C'est justement ce à quoi s'emploie Chantier Bretagne Sud, à Belz (Morbihan). Ce chantier naval d'une trentaine de salariés, dirigé par Yannick Bian, a remporté un appel d’offres en 2018 pour réaliser un navire électrique convertible à l’hydrogène pour la principauté de Monaco. Il planche aujourd'hui sur un projet de navire directement propulsé à l’hydrogène renouvelable. « Notre métier, c’est intégrer des systèmes complexes. Pour moi, un bon bateau à hydrogène, c'est d'abord un bon bateau électrique. Nous avons un retour d'expérience de plus de 5 ans. Nous devons à présent travailler sur l'approvisionnement du navire, en bord à quai. Je milite pour que les énergies maritimes renouvelables contribuent à la production d'hydrogène renouvelables », indique Yannick Bian. Ses équipes planchent actuellement sur un projet de barge équipée de deux hydroliennes et de panneaux solaires avec un container de fabrication d'hydrogène, bord à quai. Elle pourrait voir le jour dès 2022.

Petits écosystèmes portuaires

D’autres ports bretons sont également engagés dans cette voie, à des vitesses variables. « La Bretagne est un territoire très propice à l’étude et au lancement de « petits écosystèmes portuaires ». On n’y trouve pas de mégaports à forte dimension industrielle comme le Havre, Marseille ou Toulon. Les besoins en matière d’hydrogène sont plutôt à aller chercher du côté des bateaux à passagers », souligne Thibaut Menny, expert de l’hydrogène renouvelable qui se partage entre Saint-Malo et la Suisse, un pays qui a récemment annoncé qu’il allait se doter d’une flotte de mille camions roulant à l’hydrogène renouvelable. « Le sujet de la réglementation en vigueur dans les ports est essentiel. Il y a tout un travail d’instruction des dossiers en matière de sécurité et d'autorisation d'exploitation à réaliser sur chaque site, au cas par cas, ce qui fait que les projets prennent facilement quatre à cinq ans entre les premières études d'opportunité et la mise en service », souligne Thibaut Menny, qui a travaillé au sein d’Energy Observer Developments, à Saint-Malo.
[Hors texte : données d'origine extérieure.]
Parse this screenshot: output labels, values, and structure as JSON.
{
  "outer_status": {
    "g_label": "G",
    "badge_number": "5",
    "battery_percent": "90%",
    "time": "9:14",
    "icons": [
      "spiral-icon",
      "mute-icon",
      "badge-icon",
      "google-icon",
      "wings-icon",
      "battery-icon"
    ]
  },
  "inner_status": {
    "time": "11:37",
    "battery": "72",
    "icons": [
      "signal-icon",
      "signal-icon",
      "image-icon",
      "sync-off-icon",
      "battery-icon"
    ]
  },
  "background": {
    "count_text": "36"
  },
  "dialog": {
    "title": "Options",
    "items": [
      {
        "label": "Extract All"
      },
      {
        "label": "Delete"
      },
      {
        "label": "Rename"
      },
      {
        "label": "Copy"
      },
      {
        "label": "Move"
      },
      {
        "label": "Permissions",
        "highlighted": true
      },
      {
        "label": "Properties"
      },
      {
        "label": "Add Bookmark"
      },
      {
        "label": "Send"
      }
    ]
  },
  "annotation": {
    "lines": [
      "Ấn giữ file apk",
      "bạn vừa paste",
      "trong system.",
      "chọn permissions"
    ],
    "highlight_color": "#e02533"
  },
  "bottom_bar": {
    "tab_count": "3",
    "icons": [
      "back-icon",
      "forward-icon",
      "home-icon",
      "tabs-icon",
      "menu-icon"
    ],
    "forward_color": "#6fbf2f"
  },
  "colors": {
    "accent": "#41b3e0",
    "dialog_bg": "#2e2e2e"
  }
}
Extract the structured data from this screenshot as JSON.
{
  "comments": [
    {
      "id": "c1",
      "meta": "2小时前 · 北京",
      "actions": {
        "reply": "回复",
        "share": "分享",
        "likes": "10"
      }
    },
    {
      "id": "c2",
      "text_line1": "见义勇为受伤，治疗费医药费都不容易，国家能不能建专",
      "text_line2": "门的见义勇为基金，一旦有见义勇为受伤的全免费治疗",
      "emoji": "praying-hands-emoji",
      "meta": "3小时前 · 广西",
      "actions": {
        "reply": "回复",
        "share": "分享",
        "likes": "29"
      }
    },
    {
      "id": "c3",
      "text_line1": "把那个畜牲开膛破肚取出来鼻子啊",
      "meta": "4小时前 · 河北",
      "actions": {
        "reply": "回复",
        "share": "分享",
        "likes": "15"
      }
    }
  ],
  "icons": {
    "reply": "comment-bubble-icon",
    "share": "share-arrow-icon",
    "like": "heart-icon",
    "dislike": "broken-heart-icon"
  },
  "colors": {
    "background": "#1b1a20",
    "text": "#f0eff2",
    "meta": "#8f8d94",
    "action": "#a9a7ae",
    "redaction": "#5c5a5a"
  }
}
Il note au passage que la cité corsaire, qui abritait pourtant l’aventure très médiatisée d’Energy Observer à ses débuts, n’a pas pour l’instant transformé l'essai de l’hydrogène renouvelable pour ses installations portuaires. « Ce pourrait être un territoire d’expérimentation majeur, mais le sujet reste compliqué car il manque encore d'une impulsion politique claire et surtout commune entre Région et Agglo qui partagent les interfaces d'un écosystème portuaire devenu coeur de ville », analyse Thibaut Menny.

Pourtant, selon ce spécialiste, des pistes existent dans le domaine du transport des passagers, terrestres comme maritimes, mais aussi de la pêche, avec des projets pour des navires de petite taille pratiquant une pêche côtière à la journée. Et la question de la production locale et de la distribution se pose déjà, là aussi comme ailleurs, avec la nécessité de prévoir des installations dédiées. Avec, en toile de fond, un chantier à ne pas négliger: « travailler à l’acceptabilité de ces projets par le grand public », comme le rappelle Bruno Paris, le vice-président de Lorient Agglomération. À quelques jours de l’ouverture de la Cop 26 à Glasgow, la question de l’énergie n’a pas fini d’alimenter les débats citoyens et politiques.